"Theres gonna be a whole heck of a lot of surprised people when we all get to heaven!"
LOVE this!
'The Killer In Me'
[NAFDA] Spike-centric discussion. Lusty, lewd (only occasionally crude), risqué (and frisqué), bawdy (Oh, lawdy!), flirty ('cuz we're purty), raunchy talk inside. Caveat lector.
"Theres gonna be a whole heck of a lot of surprised people when we all get to heaven!"
LOVE this!
Personally I can really get my back up when someone starts insisting on an all loving creator who'll throw you out on a technicality.
Once at church camp someone asked the Pastor-o-the-Week about blasphemy and he said (and I've never been able to find some awesome source for this, so it might have been all his), "The only blasphemy is underestimation of the Diety."
Which has always stuck with me. And is a lense through which I take a look at any bold religious declaration. "Are you selling God short here? Do you REALLY want to do that?"
I love that too, Trudes.
I'm not saying everybody needs to believe in God, but if you're going to do it? DO it. Don't try and develop some sort of pocket-sized almighty that you can wrap your puny human brain around with ease.
The entire history of religion in America is, pretty much, UR DOING IT WRONG, HEY LET'S SCHISM! (With periodic waves of immigrants arriving and saying "HEY! THEY'RE DOING IT WRONG HERE! THEY'VE SCHISMED!!!")
(I just recently finished listening to this really fantastic lecture series on American Religious History.
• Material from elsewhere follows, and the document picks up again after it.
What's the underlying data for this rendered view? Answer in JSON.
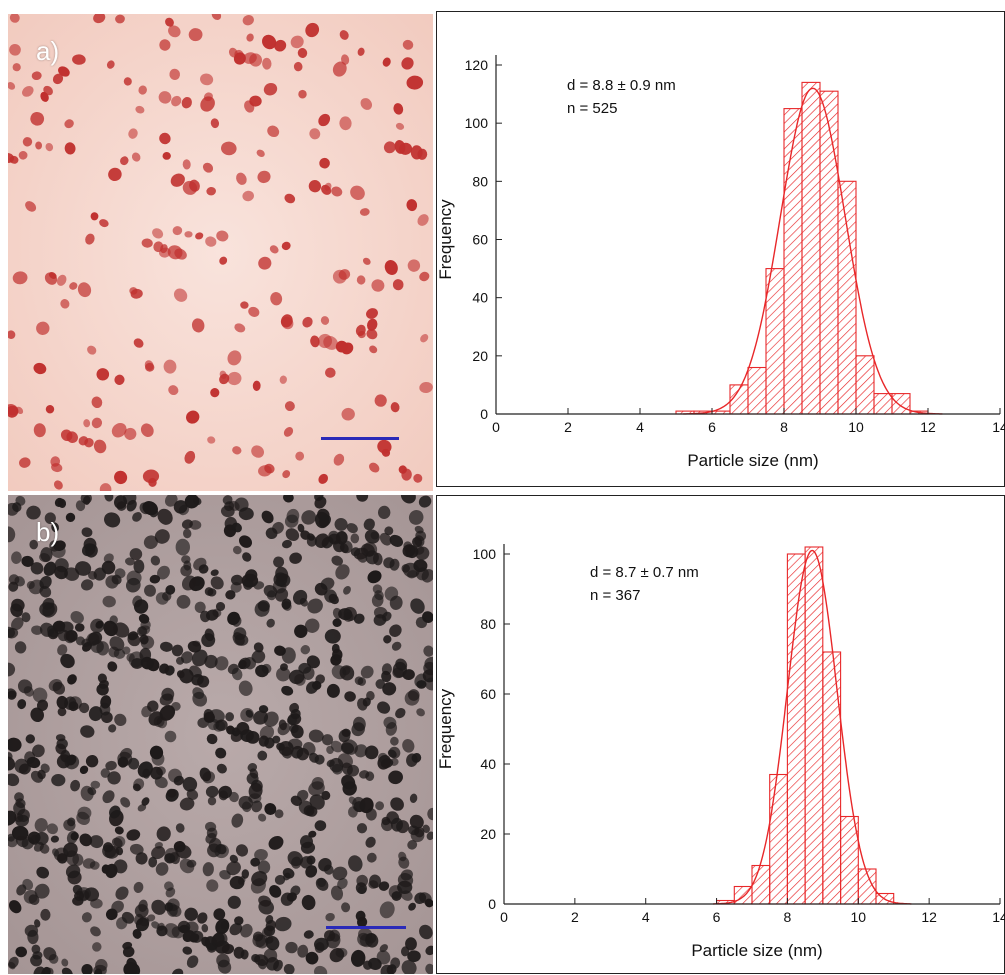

Did you know that the Oneida silverware company started out as a freaky Christian sex cult in upstate NY? And they only started the metalwork thing to fund their freaky cult commune? Basically the Oneida family patriarch believed that sex was holy and you should have as much of it as possible, but orgasms and marriage were evil. So they got a lot of early converts who came for the promiscuity but left once they realized it wasn't going to be any fun. It didn't last long.)
Funny that their bread and butter is the marriage industry.
but orgasms and marriage were evil.Orgasms are evil? I get the tantric thing and all. don't get me wrong, it's heaven. but NO orgasms?!?! Um. Is that sex then? I'm confused.
It was sort of "every sperm is sacred" taken to a totally illogical extreme. In order to not waste sperm, men weren't allowed to have sex with premenopausal women until they could do it without ejaculating. (Female orgasms, unsurprisingly, didn't really count.)
There was also a kind of selective breeding program which determined who was allowed to ejaculate, and when, and into whom. Like I said, the commune pretty much fell apart after a single generation.
The town I grew up in had 12,500 people and at least 23 separate churches. All the way from Catholic to Protestant.
I keep fussing with my hair. I got it cut today, and I haven't quite figured out what to do with it. Also, she put some kind of "curl serum" in it that made it look good for about an hour, but then all the curls seemed to collapse, so my hair is just kind of wavy now. Do not want. (And I know that once I wash it again and put my own product in, it'll get back to curly, but right now, I'm too lazy.)